Stress and rosacea.
The rosacea is a chronic inflammatory facial dermatosis characterized by persistent redness, flushing episodes, and telangiectasias, resulting from vascular and neuro-inflammatory dysregulation. The stress could act as a trigger or exacerbating factor by inducing flushing episodes: under the influence of adrenaline released by the autonomic nervous system, cutaneous vessels dilate, increasing facial blood flow and causing redness. Repeated episodes may result in a loss of vascular tone and permanent vessel dilation. Moreover, the concurrent activation of cutaneous mast cells and the release of vasoactive and pro-inflammatory mediators under the influence of stress hormones, such as corticotropin-releasing factor, may amplify local inflammation and contribute to telangiectasias that are persistent and characteristic of rosacea.
Building on this, a 2017 clinical study investigated whether psychological stress preceded symptom worsening in patients with rosacea. Sixteen participants rated their daily stress on a 0–10 scale via questionnaires while recording in a diary the presence of papules or pustules, the intensity of redness, and burning sensations. The results showed that 12 of the 16 patients exhibited a association between higher stress levels and increased severity of skin symptoms. To date, this study represents one of the few clinical investigations directly exploring the link between stress and rosacea. However, the very small sample size precludes drawing firm conclusions, and further research involving a larger number of participants remains necessary.
Stress and skin cancers.
The link between stress and skin cancers is now the focus of growing interest, even though the evidence remains partial. Experimental studies suggest that stress might promote tumor onset, progression, or spread, notably by modulating immunity and inflammation. For example, prolonged activation of the stress axis and the release of glucocorticoids can inhibit certain functions of cytotoxic T lymphocytes, essential for antitumor surveillance, and create a more permissive microenvironment for the development of tumors such as melanoma. Other proposed mechanisms include activation of molecular pathways related to hypoxia, angiogenesis, or epithelial-mesenchymal transition, which may increase the invasive and metastatic potential of tumor cells.

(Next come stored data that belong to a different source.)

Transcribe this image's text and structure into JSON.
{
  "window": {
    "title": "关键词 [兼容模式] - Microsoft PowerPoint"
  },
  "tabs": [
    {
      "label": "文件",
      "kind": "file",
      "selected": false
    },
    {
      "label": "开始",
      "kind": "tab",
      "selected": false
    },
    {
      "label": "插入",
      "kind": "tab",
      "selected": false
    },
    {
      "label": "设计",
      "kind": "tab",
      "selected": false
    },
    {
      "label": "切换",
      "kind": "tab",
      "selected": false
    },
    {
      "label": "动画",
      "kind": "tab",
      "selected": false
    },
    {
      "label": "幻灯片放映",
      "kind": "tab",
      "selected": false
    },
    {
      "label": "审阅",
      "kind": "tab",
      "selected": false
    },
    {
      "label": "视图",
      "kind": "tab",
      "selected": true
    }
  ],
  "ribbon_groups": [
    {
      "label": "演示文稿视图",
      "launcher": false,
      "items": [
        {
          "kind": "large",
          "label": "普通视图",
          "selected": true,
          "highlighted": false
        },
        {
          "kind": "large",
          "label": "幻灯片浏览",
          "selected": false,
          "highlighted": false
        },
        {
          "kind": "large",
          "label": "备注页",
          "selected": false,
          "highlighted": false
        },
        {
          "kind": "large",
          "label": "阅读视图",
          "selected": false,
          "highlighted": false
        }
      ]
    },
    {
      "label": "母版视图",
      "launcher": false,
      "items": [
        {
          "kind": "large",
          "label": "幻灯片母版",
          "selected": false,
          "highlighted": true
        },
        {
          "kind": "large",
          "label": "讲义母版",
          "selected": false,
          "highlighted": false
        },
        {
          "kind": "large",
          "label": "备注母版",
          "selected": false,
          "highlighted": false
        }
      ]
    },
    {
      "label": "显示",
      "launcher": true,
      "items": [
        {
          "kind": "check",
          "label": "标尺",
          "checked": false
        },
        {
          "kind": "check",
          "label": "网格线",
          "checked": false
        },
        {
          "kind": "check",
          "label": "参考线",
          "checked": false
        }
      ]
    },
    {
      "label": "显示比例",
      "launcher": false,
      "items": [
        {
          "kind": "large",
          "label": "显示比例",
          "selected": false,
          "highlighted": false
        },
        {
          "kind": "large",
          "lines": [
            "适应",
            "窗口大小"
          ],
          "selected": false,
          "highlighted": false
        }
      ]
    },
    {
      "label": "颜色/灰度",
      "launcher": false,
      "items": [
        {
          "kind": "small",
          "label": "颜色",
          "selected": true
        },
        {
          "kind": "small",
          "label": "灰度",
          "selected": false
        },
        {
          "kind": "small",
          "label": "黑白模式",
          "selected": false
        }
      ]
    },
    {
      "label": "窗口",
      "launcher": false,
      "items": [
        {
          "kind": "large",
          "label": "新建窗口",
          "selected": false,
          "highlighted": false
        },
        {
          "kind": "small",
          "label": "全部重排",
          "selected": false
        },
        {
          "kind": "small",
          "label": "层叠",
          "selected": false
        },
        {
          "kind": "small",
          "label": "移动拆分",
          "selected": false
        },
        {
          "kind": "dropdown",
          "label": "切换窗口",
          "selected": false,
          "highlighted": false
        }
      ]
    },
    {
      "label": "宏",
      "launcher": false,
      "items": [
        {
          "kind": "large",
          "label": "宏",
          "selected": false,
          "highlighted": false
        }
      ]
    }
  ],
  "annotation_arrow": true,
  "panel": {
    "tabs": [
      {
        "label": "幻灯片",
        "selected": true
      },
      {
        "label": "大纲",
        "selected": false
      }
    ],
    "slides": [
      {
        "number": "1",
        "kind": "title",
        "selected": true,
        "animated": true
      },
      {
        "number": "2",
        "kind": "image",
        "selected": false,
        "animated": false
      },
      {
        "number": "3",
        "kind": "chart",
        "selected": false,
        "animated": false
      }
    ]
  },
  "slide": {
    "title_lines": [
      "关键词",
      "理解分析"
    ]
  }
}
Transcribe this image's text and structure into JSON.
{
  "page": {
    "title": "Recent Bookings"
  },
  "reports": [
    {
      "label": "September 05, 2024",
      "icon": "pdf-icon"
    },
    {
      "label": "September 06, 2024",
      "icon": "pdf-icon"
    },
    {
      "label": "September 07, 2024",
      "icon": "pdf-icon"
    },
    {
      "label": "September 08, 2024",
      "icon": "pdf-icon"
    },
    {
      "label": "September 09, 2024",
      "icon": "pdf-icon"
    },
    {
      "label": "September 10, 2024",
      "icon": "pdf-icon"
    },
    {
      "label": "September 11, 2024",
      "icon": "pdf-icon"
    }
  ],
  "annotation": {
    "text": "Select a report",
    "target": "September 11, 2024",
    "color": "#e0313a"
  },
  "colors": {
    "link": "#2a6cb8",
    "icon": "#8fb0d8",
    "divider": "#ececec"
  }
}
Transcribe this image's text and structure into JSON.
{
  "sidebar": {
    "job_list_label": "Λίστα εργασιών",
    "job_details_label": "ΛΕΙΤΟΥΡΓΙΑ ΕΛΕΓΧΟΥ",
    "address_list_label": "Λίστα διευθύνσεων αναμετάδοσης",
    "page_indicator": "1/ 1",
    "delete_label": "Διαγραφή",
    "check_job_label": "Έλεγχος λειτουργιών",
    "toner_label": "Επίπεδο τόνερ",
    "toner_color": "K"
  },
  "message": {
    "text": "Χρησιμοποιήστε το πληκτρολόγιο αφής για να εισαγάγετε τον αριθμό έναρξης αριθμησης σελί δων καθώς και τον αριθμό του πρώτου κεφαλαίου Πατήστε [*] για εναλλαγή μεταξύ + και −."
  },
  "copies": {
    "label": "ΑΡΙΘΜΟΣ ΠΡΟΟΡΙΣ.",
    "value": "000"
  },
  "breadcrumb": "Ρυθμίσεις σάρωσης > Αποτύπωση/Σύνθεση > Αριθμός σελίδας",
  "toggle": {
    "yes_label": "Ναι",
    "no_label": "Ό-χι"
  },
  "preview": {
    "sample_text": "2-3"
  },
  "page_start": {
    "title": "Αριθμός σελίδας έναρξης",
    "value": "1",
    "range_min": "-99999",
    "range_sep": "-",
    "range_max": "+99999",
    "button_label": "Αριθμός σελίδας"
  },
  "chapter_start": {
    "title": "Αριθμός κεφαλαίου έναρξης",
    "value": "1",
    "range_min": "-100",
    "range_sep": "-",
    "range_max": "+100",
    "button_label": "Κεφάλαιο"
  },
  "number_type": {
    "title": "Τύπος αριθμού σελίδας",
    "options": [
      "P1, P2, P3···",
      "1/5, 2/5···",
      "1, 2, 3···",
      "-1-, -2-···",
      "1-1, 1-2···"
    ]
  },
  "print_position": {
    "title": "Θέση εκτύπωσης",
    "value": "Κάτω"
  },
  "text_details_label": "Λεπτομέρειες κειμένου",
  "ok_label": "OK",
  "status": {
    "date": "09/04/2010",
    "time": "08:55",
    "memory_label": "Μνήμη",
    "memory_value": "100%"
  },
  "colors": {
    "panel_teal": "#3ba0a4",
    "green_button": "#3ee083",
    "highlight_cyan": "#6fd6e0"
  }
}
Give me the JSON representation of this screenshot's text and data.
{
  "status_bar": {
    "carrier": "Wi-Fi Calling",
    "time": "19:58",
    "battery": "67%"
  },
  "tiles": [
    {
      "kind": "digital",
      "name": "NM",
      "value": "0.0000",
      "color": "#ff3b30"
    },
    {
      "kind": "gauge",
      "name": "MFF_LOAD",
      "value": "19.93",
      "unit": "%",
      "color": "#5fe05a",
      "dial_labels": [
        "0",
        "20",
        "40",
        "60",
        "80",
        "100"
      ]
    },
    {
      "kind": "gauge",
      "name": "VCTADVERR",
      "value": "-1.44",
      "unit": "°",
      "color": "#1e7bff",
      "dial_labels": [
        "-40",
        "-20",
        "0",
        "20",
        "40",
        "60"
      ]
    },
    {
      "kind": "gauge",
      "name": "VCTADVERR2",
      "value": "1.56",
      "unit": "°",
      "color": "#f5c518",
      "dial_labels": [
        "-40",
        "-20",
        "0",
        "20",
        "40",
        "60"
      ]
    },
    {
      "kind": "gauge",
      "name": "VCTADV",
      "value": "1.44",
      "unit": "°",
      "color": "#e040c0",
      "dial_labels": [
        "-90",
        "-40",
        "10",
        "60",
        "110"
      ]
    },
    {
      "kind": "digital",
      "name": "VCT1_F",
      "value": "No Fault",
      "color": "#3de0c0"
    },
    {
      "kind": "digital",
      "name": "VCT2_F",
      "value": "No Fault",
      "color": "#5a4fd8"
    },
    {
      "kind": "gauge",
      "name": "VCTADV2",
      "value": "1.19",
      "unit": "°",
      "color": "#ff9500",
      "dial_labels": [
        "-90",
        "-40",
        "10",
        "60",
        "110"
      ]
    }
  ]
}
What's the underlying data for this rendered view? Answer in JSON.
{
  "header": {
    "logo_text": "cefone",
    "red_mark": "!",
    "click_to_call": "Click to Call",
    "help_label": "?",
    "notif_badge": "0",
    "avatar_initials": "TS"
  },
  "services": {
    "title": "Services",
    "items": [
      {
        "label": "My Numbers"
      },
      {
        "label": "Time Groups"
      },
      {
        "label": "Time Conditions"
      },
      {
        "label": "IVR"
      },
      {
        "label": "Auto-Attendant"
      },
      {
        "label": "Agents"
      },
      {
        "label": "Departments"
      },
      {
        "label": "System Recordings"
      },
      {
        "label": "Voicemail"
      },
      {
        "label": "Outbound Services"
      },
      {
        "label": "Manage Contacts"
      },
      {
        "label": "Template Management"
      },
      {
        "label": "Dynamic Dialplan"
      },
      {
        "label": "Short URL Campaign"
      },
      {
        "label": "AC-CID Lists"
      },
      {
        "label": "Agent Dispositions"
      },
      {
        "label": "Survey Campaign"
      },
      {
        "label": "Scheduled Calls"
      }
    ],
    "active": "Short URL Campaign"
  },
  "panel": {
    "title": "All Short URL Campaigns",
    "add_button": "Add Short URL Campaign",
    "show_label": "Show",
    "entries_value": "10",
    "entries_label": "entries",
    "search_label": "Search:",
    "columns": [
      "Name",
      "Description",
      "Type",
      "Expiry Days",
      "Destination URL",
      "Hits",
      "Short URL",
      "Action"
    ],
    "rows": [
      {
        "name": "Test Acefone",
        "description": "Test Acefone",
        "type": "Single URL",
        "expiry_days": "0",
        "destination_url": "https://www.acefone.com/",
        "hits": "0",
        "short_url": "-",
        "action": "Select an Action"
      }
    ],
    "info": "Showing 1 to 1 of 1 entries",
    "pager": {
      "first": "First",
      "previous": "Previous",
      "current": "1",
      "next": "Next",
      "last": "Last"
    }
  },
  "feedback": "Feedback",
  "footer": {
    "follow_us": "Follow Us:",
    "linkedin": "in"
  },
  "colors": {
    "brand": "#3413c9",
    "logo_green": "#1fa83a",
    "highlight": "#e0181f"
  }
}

Stress may also play a more direct role in the metastatic cascade. Animal models show that chronic stress exposure is associated with a increase in pulmonary metastases and elevated levels of stress hormones, while certain catecholamines such as norepinephrine can stimulate tumor angiogenesis and the expression of pro-inflammatory mediators. Conversely, some findings occasionally suggest a slowdown in tumor growth depending on the timing and nature of the stress, highlighting a complex relationship that depends on the biological context rather than a single linear effect.
Finally, multiple lines of evidence suggest that stress could reduce the effectiveness of antitumor immune responses and certain immunotherapies, by decreasing the activity of T cells and dendritic cells or by altering the expression of immune regulatory molecules. Similar effects have been reported for basal cell and squamous cell carcinomas, where chronic stress may diminish the recruitment of protective lymphocytes and promote an immunosuppressive environment.
Despite these mechanistic insights, most findings derive from animal or experimental studies. In humans, the relationship between psychological stress and skin cancers remains to be clarified through large-scale clinical research.